# Is it possible to optimize the calculation of $ax+b$ once I know $a$ and $b$?

An "algorithm" for calculating $ax+b$ would take the steps

1. Calculate $a$ times $x$
2. Calculate $b$ plus the result of previous line.

But if the values of $a$ and $b$ are known, can we create a more efficient algorithm for the task?

Of course, when $a = 1$, I can optimize the previous algorithm by simply skipping the first step, and when $b = 0$, an optimization would be to skip step 2. But is there always an optimization that I can do?

### More formally

Let $originalAlgorithm$ be the two-step algorithm above. What I want is a meta-algorithm, $M$ that $$M(a,b) = optimizedAlgorithm$$ and, of course, $$optimizedAlgorithm(x) = originalAlgorithm(x) = ax+b$$ but $optimizedAlgorithm$ is more time-efficient than $originalAlgorithm$.

• Do you know the answer or have any references for the easier problems of (1) speeding up $a\cdot x$ or (2) speeding up $x + b$? – usul May 25 '14 at 7:19
• seems close to integer multiplication when one integer is fixed – vzn May 30 '14 at 22:14

I would rephrase the question as follows:

Consider the function $F$ and the family of functions $F_{a,b}$ defined as $$F_{a,b}(x) = F(a,b,x) =ax+b.$$
Can we compute $F_{a,b}$ faster than the complexity of $F$?
If yes, given $a$ and $b$, can we algorithmically find such an algorithm?

As babou wrote I think the answer depends on your computation model. Let me explain one case: Consider polynomial size circuits with unbounded fan-in AND, OR, and NOT gates. Time is defined as the depth of the circuit.

$F$ is complete for $\mathsf{TC}^0$, so it requires super-constant depth, the best known upper-bound requires roughly depth $\lg n/\lg \lg n$.

If we fix $a,b$ then $F_{a,b}$ is in $\mathsf{AC^0}$ and therefore can be computed by a constant depth circuit. But the depth is constant only in $n$, not in $a,b$. Can we obtain a dependence of depth on $a$ and $b$ which is better than the more uniform case? The answer is no.

Another model is algebraic circuits with binary plus and times gates and constants. $F$ can be computed in depth $2$. It is easy to see that $F_{a,b}$ cannot be computed in depth $1$.

Now assume a modified algebraic model where we have unbounded fan-in gates. Now $F_{a,b}$ can be computed in depth $1$ by applying addition on $a$ copies of $x$ and one copy of $b$ in one step. $F$ still requires depth $2$.

I think the answer to your question is dependent on the exact setting of your problem, and in particular the representations you intend to use for $a$, $b$, and $x$, as well as the available elementary operations on these representations.

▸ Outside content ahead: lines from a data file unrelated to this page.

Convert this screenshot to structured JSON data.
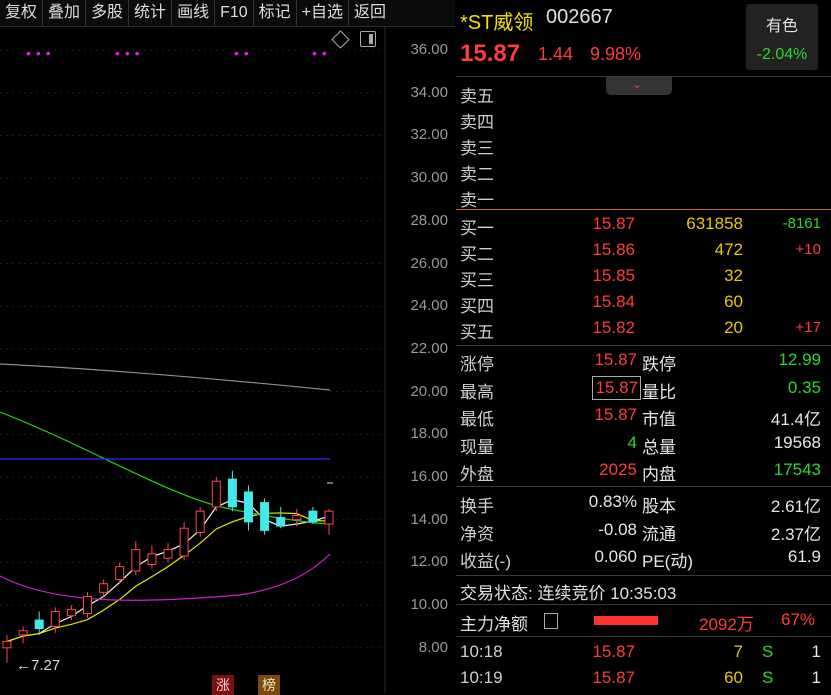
{
  "toolbar": {
    "items": [
      "复权",
      "叠加",
      "多股",
      "统计",
      "画线",
      "F10",
      "标记",
      "+自选",
      "返回"
    ]
  },
  "chart": {
    "y_ticks": [
      "36.00",
      "34.00",
      "32.00",
      "30.00",
      "28.00",
      "26.00",
      "24.00",
      "22.00",
      "20.00",
      "18.00",
      "16.00",
      "14.00",
      "12.00",
      "10.00",
      "8.00"
    ],
    "low_label": "←7.27",
    "bottom_tags": [
      "涨",
      "榜"
    ],
    "dots": "•••"
  },
  "chart_data": {
    "type": "candlestick",
    "ylim": [
      8,
      36
    ],
    "candles": [
      {
        "o": 8.0,
        "h": 8.6,
        "l": 7.3,
        "c": 8.3
      },
      {
        "o": 8.6,
        "h": 9.0,
        "l": 8.2,
        "c": 8.8
      },
      {
        "o": 9.3,
        "h": 9.7,
        "l": 8.6,
        "c": 8.9
      },
      {
        "o": 9.0,
        "h": 9.9,
        "l": 8.7,
        "c": 9.7
      },
      {
        "o": 9.5,
        "h": 10.0,
        "l": 9.3,
        "c": 9.8
      },
      {
        "o": 9.6,
        "h": 10.6,
        "l": 9.4,
        "c": 10.4
      },
      {
        "o": 10.6,
        "h": 11.2,
        "l": 10.4,
        "c": 11.0
      },
      {
        "o": 11.2,
        "h": 12.0,
        "l": 11.0,
        "c": 11.8
      },
      {
        "o": 11.6,
        "h": 13.0,
        "l": 11.4,
        "c": 12.6
      },
      {
        "o": 11.9,
        "h": 12.8,
        "l": 11.7,
        "c": 12.4
      },
      {
        "o": 12.2,
        "h": 12.9,
        "l": 12.0,
        "c": 12.6
      },
      {
        "o": 12.3,
        "h": 13.9,
        "l": 12.1,
        "c": 13.6
      },
      {
        "o": 13.4,
        "h": 14.6,
        "l": 13.2,
        "c": 14.4
      },
      {
        "o": 14.6,
        "h": 16.0,
        "l": 14.4,
        "c": 15.8
      },
      {
        "o": 15.9,
        "h": 16.3,
        "l": 14.4,
        "c": 14.6
      },
      {
        "o": 15.3,
        "h": 15.6,
        "l": 13.5,
        "c": 13.9
      },
      {
        "o": 14.8,
        "h": 15.0,
        "l": 13.3,
        "c": 13.5
      },
      {
        "o": 14.1,
        "h": 14.6,
        "l": 13.6,
        "c": 13.7
      },
      {
        "o": 14.0,
        "h": 14.5,
        "l": 13.7,
        "c": 14.2
      },
      {
        "o": 14.4,
        "h": 14.6,
        "l": 13.8,
        "c": 13.9
      },
      {
        "o": 13.8,
        "h": 14.5,
        "l": 13.3,
        "c": 14.4
      }
    ]
  },
  "quote": {
    "name": "*ST威领",
    "code": "002667",
    "price": "15.87",
    "change": "1.44",
    "pct": "9.98%",
    "color_btn": "有色",
    "color_pct": "-2.04%",
    "expand_icon": "chevron-down-icon"
  },
  "ask": [
    {
      "label": "卖五"
    },
    {
      "label": "卖四"
    },
    {
      "label": "卖三"
    },
    {
      "label": "卖二"
    },
    {
      "label": "卖一"
    }
  ],
  "bid": [
    {
      "label": "买一",
      "price": "15.87",
      "vol": "631858",
      "chg": "-8161"
    },
    {
      "label": "买二",
      "price": "15.86",
      "vol": "472",
      "chg": "+10"
    },
    {
      "label": "买三",
      "price": "15.85",
      "vol": "32",
      "chg": ""
    },
    {
      "label": "买四",
      "price": "15.84",
      "vol": "60",
      "chg": ""
    },
    {
      "label": "买五",
      "price": "15.82",
      "vol": "20",
      "chg": "+17"
    }
  ],
  "stats1": [
    {
      "l1": "涨停",
      "v1": "15.87",
      "l2": "跌停",
      "v2": "12.99"
    },
    {
      "l1": "最高",
      "v1": "15.87",
      "l2": "量比",
      "v2": "0.35"
    },
    {
      "l1": "最低",
      "v1": "15.87",
      "l2": "市值",
      "v2": "41.4亿"
    },
    {
      "l1": "现量",
      "v1": "4",
      "l2": "总量",
      "v2": "19568"
    },
    {
      "l1": "外盘",
      "v1": "2025",
      "l2": "内盘",
      "v2": "17543"
    }
  ],
  "stats2": [
    {
      "l1": "换手",
      "v1": "0.83%",
      "l2": "股本",
      "v2": "2.61亿"
    },
    {
      "l1": "净资",
      "v1": "-0.08",
      "l2": "流通",
      "v2": "2.37亿"
    },
    {
      "l1": "收益(-)",
      "v1": "0.060",
      "l2": "PE(动)",
      "v2": "61.9"
    }
  ],
  "status": {
    "text": "交易状态: 连续竞价 10:35:03"
  },
  "flow": {
    "label": "主力净额",
    "value": "2092万",
    "pct": "67%",
    "bar_fraction": 0.67
  },
  "ticks": [
    {
      "time": "10:18",
      "price": "15.87",
      "vol": "7",
      "side": "S",
      "n": "1"
    },
    {
      "time": "10:19",
      "price": "15.87",
      "vol": "60",
      "side": "S",
      "n": "1"
    }
  ]
}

What you want to consider is a partial evaluation of the expression $ax+b$ when $a$ and $b$ are known. As you remarked, there does not seem to be much to be done when the elementary operations are addition and product themselves, except for a few specific values such as the identities of addition and product, in which case partial evaluation can eliminate one of the two operations (or both).

If you express these operation as algorithms on specific representations, you can go further in that direction. For example, if you consider integers represented by sequences of bits (which is not too uncommon), product is then an algorithm that uses shifting and binary additions, depending on the binary representation of $a$. The general algorithm can be specialized for the given value of $a$ and then possibly optimized, according possibly to whathever specificities are discovered. I am not sure how much gain can be expected in this case, but this is how I would start analysing it. This is just partial evaluation applied to the computation expressed at a more elementary level.

This applies more generally to the whole expression, or any expression, when developed into more elementary operations. Note that you do not assert that $a$, $b$, and $x$ are integers, or even real numbers. They could be matrices, for example, or complex numbers.

The expression you want to calculate $ax+b$, independent of a specific model or architecture, using only the algebraic / numeric properties of $a$ and $b$, don't see how it can be computed in another way.

However, as previous answers mention, I will use another way, once you have a model (not a Turing machine, but a concrete model of computation) and representation of the numbers/constants $a$, $b$ a multitude of optimizations can be done.

Examples:

1. Depending on the representation of $a$ and $b$, simple binary shifts and addition can be used (a huge time saving).

2. Alternative multiplication schemes (e.g. Karatsuba multiplication or Russian peasant multiplication). These schemes actually do less operations to calculate a product than the standard definition of multiplication (on a concrete computer model).

3. Partial evaluation is already mentioned, another optimization.

4. If this is to be evaluated recursively, a scheme like Horner's algorithm can be very efficient.

5. If $a$, $b$ ,$x$ are polynomials in $Q[x]$ then FFT (Fast Fourier Transform) can do the callculation in an optimal sense ( $O(NlogN)$ ).